GnRH agonist not indicated in precocious puberty that is independent on gonadotrophin release (estrogen secreting neoplasm ), unless the hypothalamic- pituitary axis has been activated.

2-Other type of treatment is medroxyprogesterone acetate (MPA) as an oral or intramuscular rout.
MPA is effective in retarding breast and genital development ,but has no effect on peak height or osseous maturation.

3-Individuals with tumors, infections or other CNS disorders requires neurosurgical consultation .

4-Individuals with pseudoprecocious puberty treatment is done by identifying the cause and treated accordingly such as elimination of exposure to exogenous compounds, and those with abdominal, pelvic or adrenal neoplasm require surgical exploration.

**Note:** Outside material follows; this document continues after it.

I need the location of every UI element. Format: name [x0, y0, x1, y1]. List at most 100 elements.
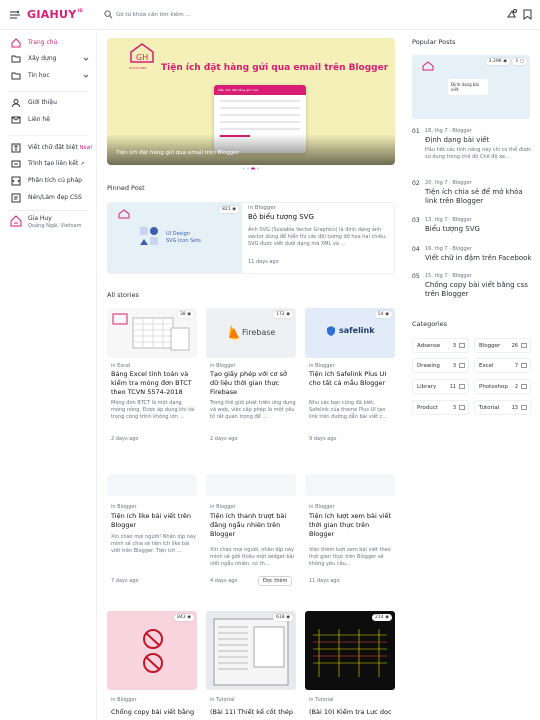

Delayed puberty:- Delayed puberty is characterized by the absence of breast development by the age of 14 years or the absence of menses by age of 16 years .

Categories:-
1- Hypergonadotrophic hypogonadism : It includes conditions in which ovaries or gonads are not functioning and are unable to respond to gonadotrophins (FSH, LH) and this result in the gonadotrophins levels will be high. Examples include Turner syndrome (45X0); gonadal dysgenesis; idiopathic premature ovarian failure ; autoimmune ovarian failure; and ovarian failure secondary to radiotherapy or chemotherapy.

2-Hypogonadotrophic hypogonadism: The ovaries are normal; however, the signal from hypothalamus is absent. Examples are includes Kallmann syndrome ( isolated GnRH deficiency), or hypothalamic suppression by stress, severe disease or malnutrition, or tumor invasion of the pituitary (prolactinoma or craniopharyngioma).

3-Eugonadotrophic: Constitutional delay .These patients have normal progression of the stages of puberty; the initiation of the process is simply delayed.

Management:-
Treatment depends on the etiology of the delay. In cases of gonadal dysgenesis ,the gonads should be removed at diagnosis because of the risk of neoplastic degeneration. Otherwise hormone replacement with estrogen , and subsequently both estrogen and progesterone ( the introduction of progesterone to the regime usually occurs 18 months to 2 years after initial estrogen ), the hormonal replacement is required to promote sexual development and menarche.
In case of isolated GnRH deficiency but there is functioning pituitary gland can give GnRH agonist, or give gonadotrophins (FSH and LH), while in case of damaged pituitary gland the GnRH agonist will be ineffective so we can give gonadotrophins (FSH and LH) in order to stimulate the ovaries.